Every now and then I get an idea for a great story, but unfortunately, not often enough to make a career of writing - infrequently enough, in fact, that my writing skills dull considerably between attempts and I find myself trying to cobble words together in some semblance of style. Recently, I had what I thought was the kernel of a terrific story. I outlined it and wrote a rough draft and I felt I was on the road to something people might actually enjoy reading. The story was fine, but it seemed sketchy and I needed to fill it up with details.

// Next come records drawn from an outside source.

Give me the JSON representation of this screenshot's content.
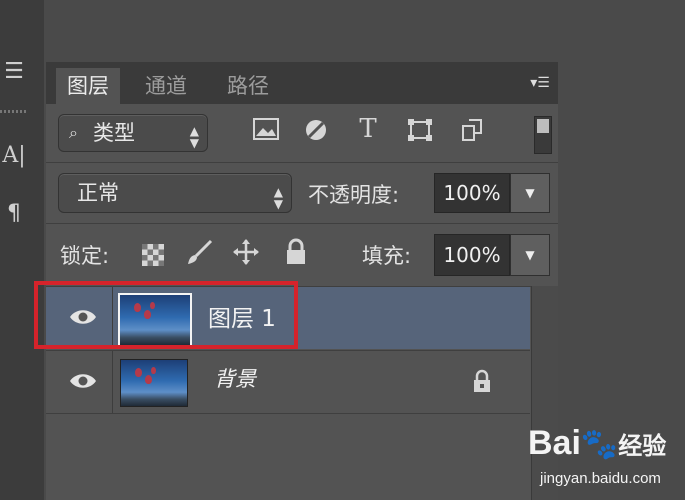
{
  "panel": {
    "tabs": [
      {
        "label": "图层",
        "active": true
      },
      {
        "label": "通道",
        "active": false
      },
      {
        "label": "路径",
        "active": false
      }
    ],
    "menu_icon": "panel-menu-icon"
  },
  "filter": {
    "kind_label": "类型",
    "icons": [
      "image-filter-icon",
      "adjustment-filter-icon",
      "type-filter-icon",
      "shape-filter-icon",
      "smart-object-filter-icon"
    ],
    "type_glyph": "T"
  },
  "blend": {
    "mode": "正常",
    "opacity_label": "不透明度:",
    "opacity_value": "100%"
  },
  "lock": {
    "label": "锁定:",
    "icons": [
      "lock-transparent-icon",
      "lock-paint-icon",
      "lock-position-icon",
      "lock-all-icon"
    ],
    "fill_label": "填充:",
    "fill_value": "100%"
  },
  "layers": [
    {
      "name": "图层 1",
      "selected": true,
      "locked": false,
      "visible": true
    },
    {
      "name": "背景",
      "selected": false,
      "locked": true,
      "visible": true
    }
  ],
  "colors": {
    "selection": "#56647a",
    "highlight_box": "#d5232b",
    "panel_bg": "#535353"
  },
  "watermark": {
    "brand": "Bai",
    "brand2": "经验",
    "url": "jingyan.baidu.com"
  }
}
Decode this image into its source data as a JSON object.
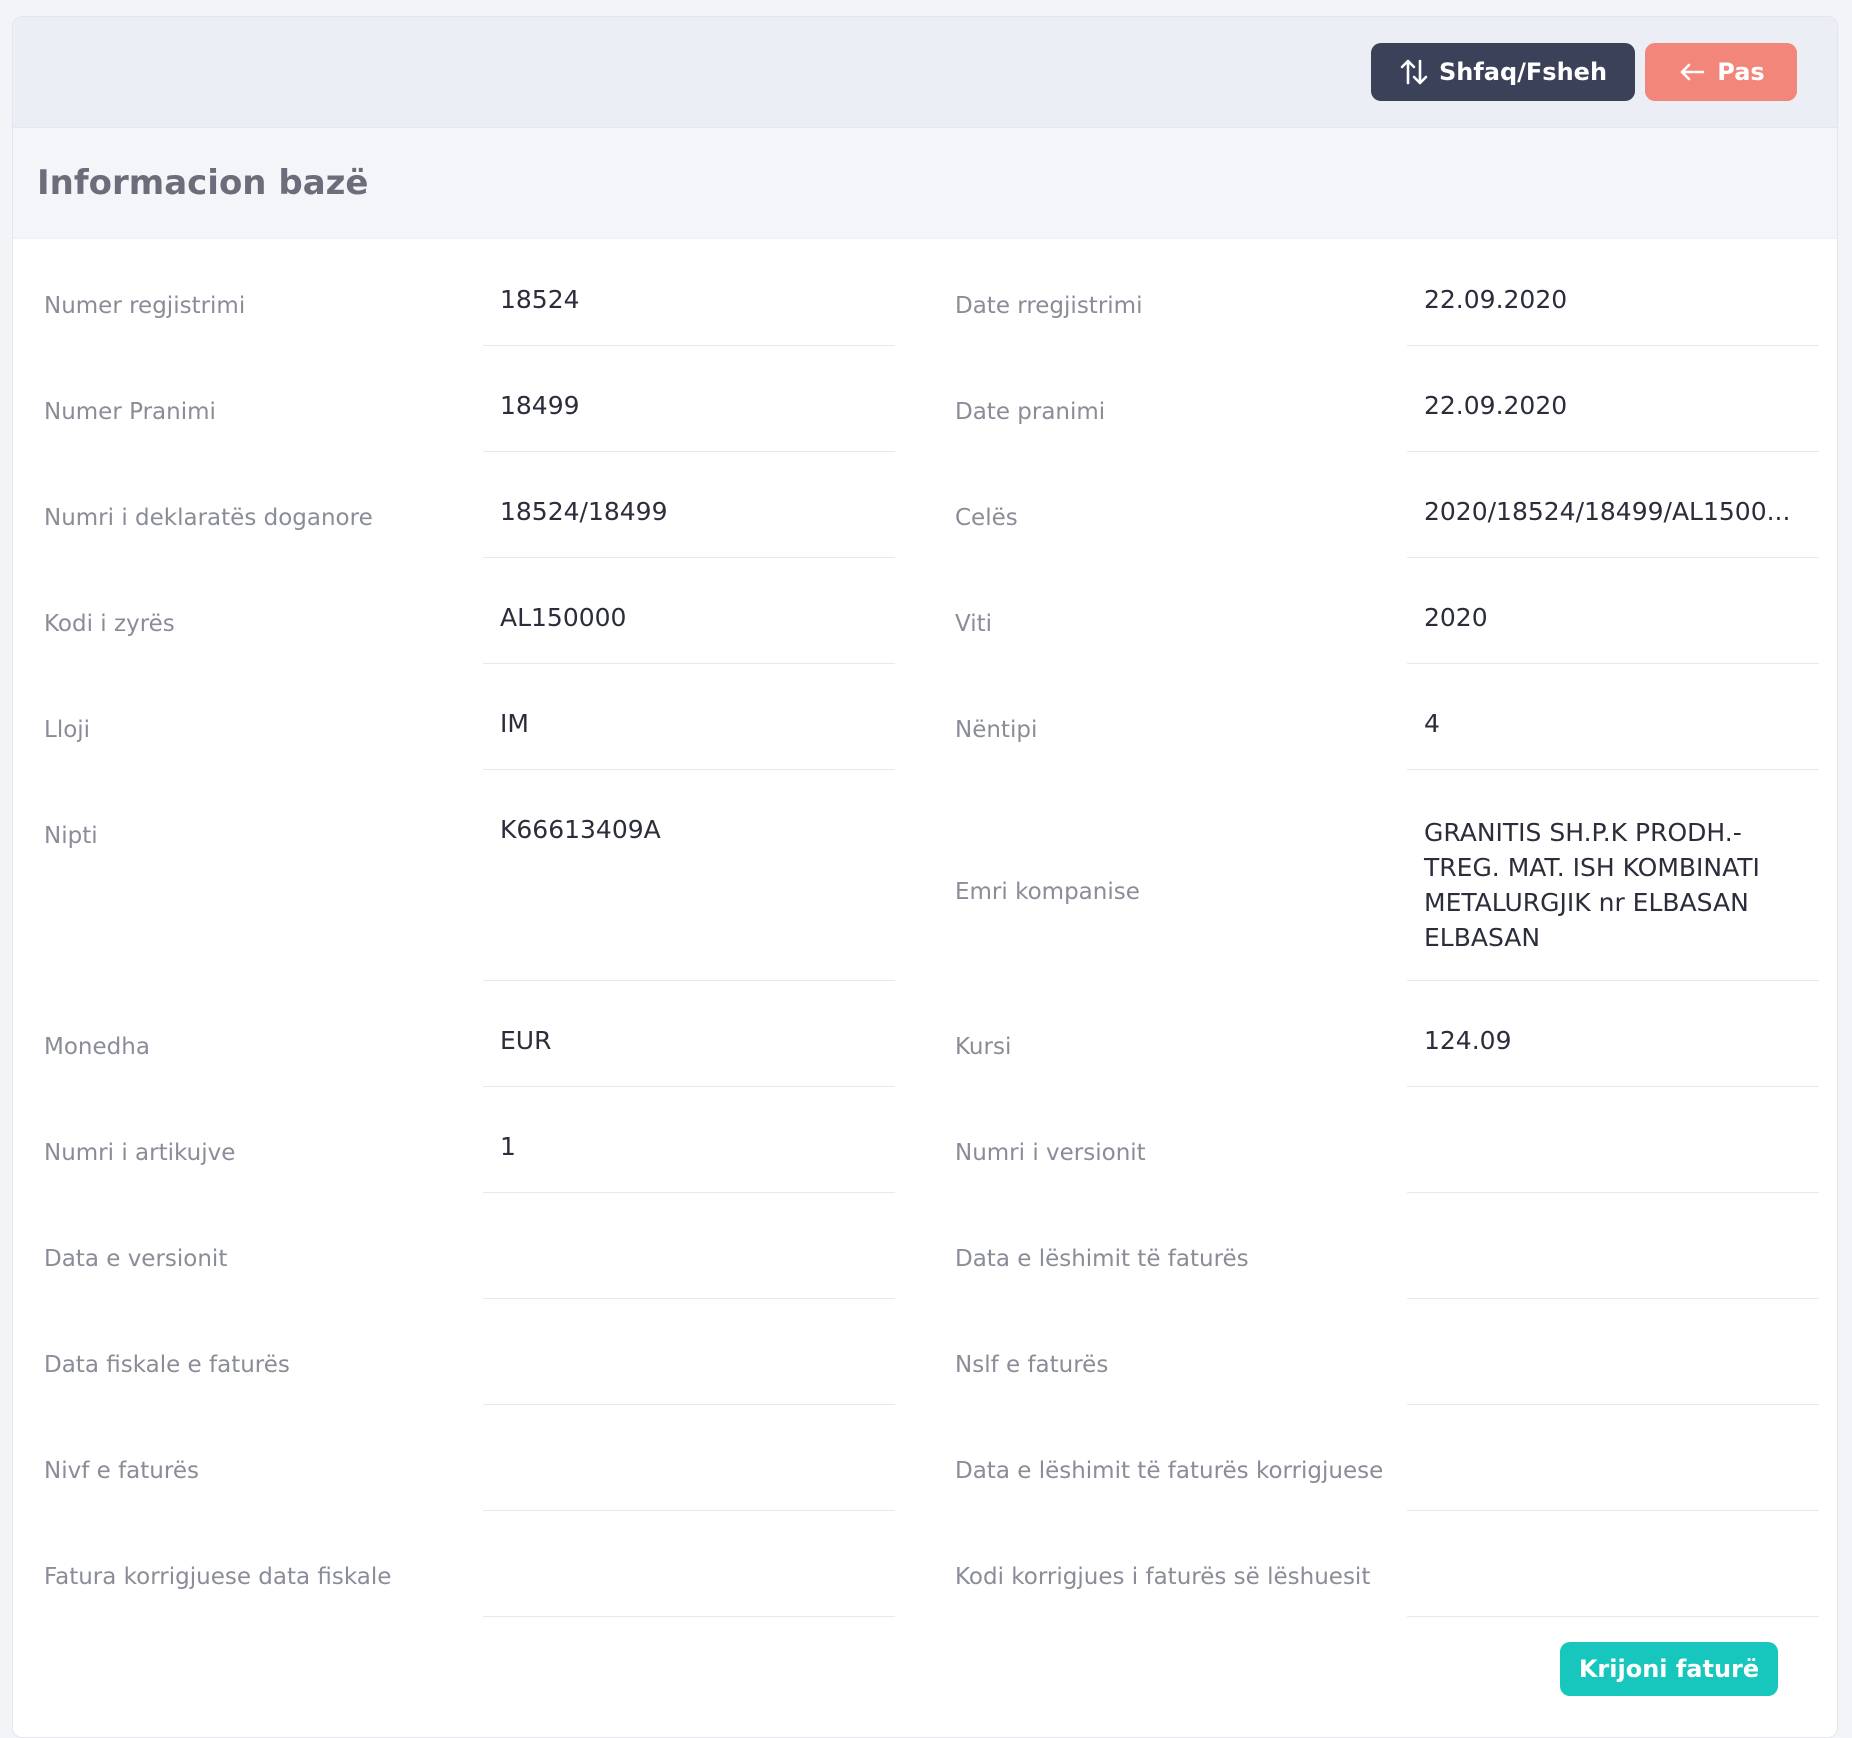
{
  "toolbar": {
    "toggle_label": "Shfaq/Fsheh",
    "toggle_icon": "sort-arrows-icon",
    "back_label": "Pas",
    "back_icon": "arrow-left-icon"
  },
  "section": {
    "title": "Informacion bazë"
  },
  "fields": [
    {
      "left_label": "Numer regjistrimi",
      "left_value": "18524",
      "right_label": "Date rregjistrimi",
      "right_value": "22.09.2020"
    },
    {
      "left_label": "Numer Pranimi",
      "left_value": "18499",
      "right_label": "Date pranimi",
      "right_value": "22.09.2020"
    },
    {
      "left_label": "Numri i deklaratës doganore",
      "left_value": "18524/18499",
      "right_label": "Celës",
      "right_value": "2020/18524/18499/AL1500..."
    },
    {
      "left_label": "Kodi i zyrës",
      "left_value": "AL150000",
      "right_label": "Viti",
      "right_value": "2020"
    },
    {
      "left_label": "Lloji",
      "left_value": "IM",
      "right_label": "Nëntipi",
      "right_value": "4"
    },
    {
      "left_label": "Nipti",
      "left_value": "K66613409A",
      "right_label": "Emri kompanise",
      "right_value": "GRANITIS SH.P.K PRODH.- TREG. MAT. ISH KOMBINATI METALURGJIK nr ELBASAN ELBASAN"
    },
    {
      "left_label": "Monedha",
      "left_value": "EUR",
      "right_label": "Kursi",
      "right_value": "124.09"
    },
    {
      "left_label": "Numri i artikujve",
      "left_value": "1",
      "right_label": "Numri i versionit",
      "right_value": ""
    },
    {
      "left_label": "Data e versionit",
      "left_value": "",
      "right_label": "Data e lëshimit të faturës",
      "right_value": ""
    },
    {
      "left_label": "Data fiskale e faturës",
      "left_value": "",
      "right_label": "Nslf e faturës",
      "right_value": ""
    },
    {
      "left_label": "Nivf e faturës",
      "left_value": "",
      "right_label": "Data e lëshimit të faturës korrigjuese",
      "right_value": ""
    },
    {
      "left_label": "Fatura korrigjuese data fiskale",
      "left_value": "",
      "right_label": "Kodi korrigjues i faturës së lëshuesit",
      "right_value": ""
    }
  ],
  "actions": {
    "create_invoice_label": "Krijoni faturë"
  },
  "colors": {
    "toggle_bg": "#3b4159",
    "back_bg": "#f2867a",
    "create_bg": "#17c7bd"
  }
}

I needed some inspiration, so I went to read some of my favorites again. I considered reading stories by those known primarily for one story: Charlotte Perkins' "The Yellow Wallpaper" and "The Lottery" by Shirley Jackson, for example, but I instead went back to those whose style I always admire. I read Edgar Alan Poe's stories when I had barely learned to read and the supernatural style has always been my favorite, so I went back to Poe and to Jorge Luis Borges and Bruno Schulz (whose "Street of Crocodiles" should be better known). What I really needed, though, was not to be found in them and I went on to Anton Chekhov, who I think was the best short story writer ever.
I've read 200 of Chekhov's stories, but there's always another somewhere that I've missed, so I tracked down one I didn't recall having read in an anthology of Russian literature. There were all the usual culprits in there, plus a few with whom I was not familiar. "The Gentleman from San Francisco" by Ivan Bunin was an unexpected delight, so I searched for other stories he'd written. They were harder to find than one would expect, as Bunin was a Nobel Prize winner, but I found a recent translation of all his stories. I have found a new favorite author! I rapidly poured through all of his stories until I found "Cold Fall."
It was my story. My story was published in Russia in 1944. What's worse, Bunin wrote it better than I ever could have written it.
Then I thought: this true story of finding my own story already written would in itself make a good story. Of course, then it would be derivative of Borges' "The Man Who Wrote Don Quixote."
Thank goodness the standards of publishing on a blog aren't very stringent!